A wild appeal burned in her eyes and was refracted oddly through her near-sighted spectacles. I had never seen her betray emotion before during all the years of our friendship. The look and the tone of her voice moved me. I expressed my sympathy and my readiness to do anything in my power to snatch the infatuated boy from the claw and fang of the syren and hale him to the forgiving feet of Maisie Ellerton. Indeed, such a chivalrous adventure had vaguely passed through my mind during my exalted mood at Murglebed-on-Sea. But then I knew little beyond the fact that Dale was fluttering round an undesirable candle. Till now I had no idea of the extent to which his wings were singed.

"Hasn't Dale spoken to you about this creature?" his mother asked.

"Young men of good taste keep these things from their elders, my dear Lady Kynnersley," said I.

"But you knew of it?"

"In a dim sort of way."

"Oh, Simon -- "

"The baby boys of Dale's set regard taking out the chorus to supper as a solemn religious rite. They wouldn't think themselves respectable if they didn't. I've done it myself -- in moderation -- when I was very young."

"Men are mysteries," sighed Lady Kynnersley.

"Please regard them as such," said I, with a laugh, "and let Dale alone. Allow him to do whatever irrational thing he likes, save bringing the lady here to tea. If you try to tear him away from her he'll only cling to her the closer. If you trumpet abroad her infamy he'll proclaim her a slandered and martyred saint. Leave him to me for the present."

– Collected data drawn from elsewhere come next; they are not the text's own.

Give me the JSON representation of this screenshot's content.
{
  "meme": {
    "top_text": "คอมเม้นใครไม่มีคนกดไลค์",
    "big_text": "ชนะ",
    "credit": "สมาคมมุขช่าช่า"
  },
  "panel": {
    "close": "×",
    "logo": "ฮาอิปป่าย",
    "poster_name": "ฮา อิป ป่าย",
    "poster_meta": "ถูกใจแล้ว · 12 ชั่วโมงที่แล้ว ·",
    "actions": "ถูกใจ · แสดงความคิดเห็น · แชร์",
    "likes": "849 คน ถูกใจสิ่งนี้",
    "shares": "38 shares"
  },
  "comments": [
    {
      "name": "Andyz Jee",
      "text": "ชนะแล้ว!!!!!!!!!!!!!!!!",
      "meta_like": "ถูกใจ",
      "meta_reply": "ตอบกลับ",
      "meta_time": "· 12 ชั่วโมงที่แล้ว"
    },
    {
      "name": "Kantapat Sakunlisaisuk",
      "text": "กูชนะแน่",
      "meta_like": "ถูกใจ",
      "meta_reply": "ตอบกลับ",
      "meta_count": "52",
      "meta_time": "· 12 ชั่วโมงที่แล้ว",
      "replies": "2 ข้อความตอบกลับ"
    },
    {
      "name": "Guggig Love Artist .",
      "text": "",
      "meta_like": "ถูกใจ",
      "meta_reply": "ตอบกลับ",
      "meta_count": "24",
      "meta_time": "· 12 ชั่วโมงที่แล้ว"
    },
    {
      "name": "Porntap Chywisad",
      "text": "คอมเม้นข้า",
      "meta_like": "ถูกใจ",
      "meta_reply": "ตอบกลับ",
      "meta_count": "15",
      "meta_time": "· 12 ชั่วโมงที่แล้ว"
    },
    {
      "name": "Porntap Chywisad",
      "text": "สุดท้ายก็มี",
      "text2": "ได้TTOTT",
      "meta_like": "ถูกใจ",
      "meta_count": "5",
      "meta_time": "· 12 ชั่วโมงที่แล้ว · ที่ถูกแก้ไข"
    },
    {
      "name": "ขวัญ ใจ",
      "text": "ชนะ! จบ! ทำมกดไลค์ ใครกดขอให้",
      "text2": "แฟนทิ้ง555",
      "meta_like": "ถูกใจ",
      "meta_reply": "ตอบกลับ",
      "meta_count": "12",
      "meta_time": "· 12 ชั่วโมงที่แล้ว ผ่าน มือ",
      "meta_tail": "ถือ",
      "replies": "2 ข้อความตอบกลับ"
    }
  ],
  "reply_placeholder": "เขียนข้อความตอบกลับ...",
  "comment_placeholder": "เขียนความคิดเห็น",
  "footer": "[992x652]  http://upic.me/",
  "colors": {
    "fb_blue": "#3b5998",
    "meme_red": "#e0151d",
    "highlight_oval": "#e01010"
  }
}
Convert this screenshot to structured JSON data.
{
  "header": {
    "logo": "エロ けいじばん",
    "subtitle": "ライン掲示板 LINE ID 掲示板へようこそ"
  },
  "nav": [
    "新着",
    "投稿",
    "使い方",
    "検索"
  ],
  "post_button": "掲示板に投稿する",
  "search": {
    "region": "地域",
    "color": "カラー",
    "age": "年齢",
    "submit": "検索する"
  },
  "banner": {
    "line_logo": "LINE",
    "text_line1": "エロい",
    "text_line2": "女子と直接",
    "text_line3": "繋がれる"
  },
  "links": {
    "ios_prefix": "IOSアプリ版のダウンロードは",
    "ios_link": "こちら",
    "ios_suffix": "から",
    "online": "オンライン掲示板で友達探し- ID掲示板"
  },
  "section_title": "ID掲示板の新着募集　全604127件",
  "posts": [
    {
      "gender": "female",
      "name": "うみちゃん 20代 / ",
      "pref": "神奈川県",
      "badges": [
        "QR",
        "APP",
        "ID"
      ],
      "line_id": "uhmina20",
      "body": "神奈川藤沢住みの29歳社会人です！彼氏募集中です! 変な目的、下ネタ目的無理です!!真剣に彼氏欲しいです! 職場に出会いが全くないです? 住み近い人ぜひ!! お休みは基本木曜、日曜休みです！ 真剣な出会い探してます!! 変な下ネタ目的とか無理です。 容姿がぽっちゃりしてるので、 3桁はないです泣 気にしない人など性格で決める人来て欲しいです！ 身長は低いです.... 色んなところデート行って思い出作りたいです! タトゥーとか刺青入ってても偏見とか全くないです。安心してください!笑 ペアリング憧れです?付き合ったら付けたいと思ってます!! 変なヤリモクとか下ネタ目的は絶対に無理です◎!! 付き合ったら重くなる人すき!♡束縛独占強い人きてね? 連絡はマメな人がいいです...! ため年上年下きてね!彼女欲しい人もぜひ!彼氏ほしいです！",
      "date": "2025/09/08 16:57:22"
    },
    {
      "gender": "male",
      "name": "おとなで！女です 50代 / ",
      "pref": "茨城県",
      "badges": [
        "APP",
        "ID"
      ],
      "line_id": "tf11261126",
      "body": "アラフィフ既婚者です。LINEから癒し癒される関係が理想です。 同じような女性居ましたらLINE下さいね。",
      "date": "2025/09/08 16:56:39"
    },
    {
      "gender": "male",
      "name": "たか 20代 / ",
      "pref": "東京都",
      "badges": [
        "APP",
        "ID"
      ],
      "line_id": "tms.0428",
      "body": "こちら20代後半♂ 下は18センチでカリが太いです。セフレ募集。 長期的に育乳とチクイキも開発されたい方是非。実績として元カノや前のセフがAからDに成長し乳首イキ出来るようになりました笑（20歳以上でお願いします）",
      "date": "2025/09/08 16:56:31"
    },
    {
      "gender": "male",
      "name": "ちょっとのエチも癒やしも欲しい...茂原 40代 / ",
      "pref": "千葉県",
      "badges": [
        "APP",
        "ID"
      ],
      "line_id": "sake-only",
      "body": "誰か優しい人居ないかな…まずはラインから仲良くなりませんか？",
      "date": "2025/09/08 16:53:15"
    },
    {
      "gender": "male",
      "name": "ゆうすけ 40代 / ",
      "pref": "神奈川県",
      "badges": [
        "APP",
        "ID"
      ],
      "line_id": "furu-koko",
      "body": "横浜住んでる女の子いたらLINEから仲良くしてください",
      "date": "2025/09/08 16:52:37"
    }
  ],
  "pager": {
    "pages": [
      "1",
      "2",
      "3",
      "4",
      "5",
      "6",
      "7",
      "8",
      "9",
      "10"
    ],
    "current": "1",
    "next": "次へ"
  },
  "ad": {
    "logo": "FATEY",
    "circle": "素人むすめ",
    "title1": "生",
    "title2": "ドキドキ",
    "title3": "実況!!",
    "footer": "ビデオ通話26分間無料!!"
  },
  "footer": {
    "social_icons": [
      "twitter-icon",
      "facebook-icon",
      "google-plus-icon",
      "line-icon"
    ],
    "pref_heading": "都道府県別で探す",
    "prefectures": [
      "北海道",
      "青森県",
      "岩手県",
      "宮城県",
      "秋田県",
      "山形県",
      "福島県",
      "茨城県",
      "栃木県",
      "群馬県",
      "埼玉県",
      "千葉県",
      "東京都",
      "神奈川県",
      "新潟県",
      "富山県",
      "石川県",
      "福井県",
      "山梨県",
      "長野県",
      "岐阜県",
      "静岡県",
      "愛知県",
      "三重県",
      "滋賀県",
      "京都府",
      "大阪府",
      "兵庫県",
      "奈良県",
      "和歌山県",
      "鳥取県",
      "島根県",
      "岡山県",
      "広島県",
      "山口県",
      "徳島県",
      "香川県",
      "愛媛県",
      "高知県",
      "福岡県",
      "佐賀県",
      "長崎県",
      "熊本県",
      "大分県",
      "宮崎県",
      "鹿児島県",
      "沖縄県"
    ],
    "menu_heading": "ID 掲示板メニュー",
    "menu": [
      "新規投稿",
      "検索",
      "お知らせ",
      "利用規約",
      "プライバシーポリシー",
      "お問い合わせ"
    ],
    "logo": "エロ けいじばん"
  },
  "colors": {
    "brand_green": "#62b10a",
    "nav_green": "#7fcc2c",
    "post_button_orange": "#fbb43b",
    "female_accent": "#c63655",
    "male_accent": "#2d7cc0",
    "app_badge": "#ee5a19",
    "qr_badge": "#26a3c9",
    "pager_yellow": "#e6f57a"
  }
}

"I'll do so gladly," said Lady Kynnersley, with surprising meekness. "But you will bring him back, Simon? I've arranged for him to marry Maisie. I can't have my plans for the future upset."

By-law 379! Dear, excellent, but wooden-headed woman!

"I have your promise, haven't I?" she said, her hand in mine.

"You have," said I nobly.

But how in the name of Astaroth I'm going to keep it I haven't the remotest conception.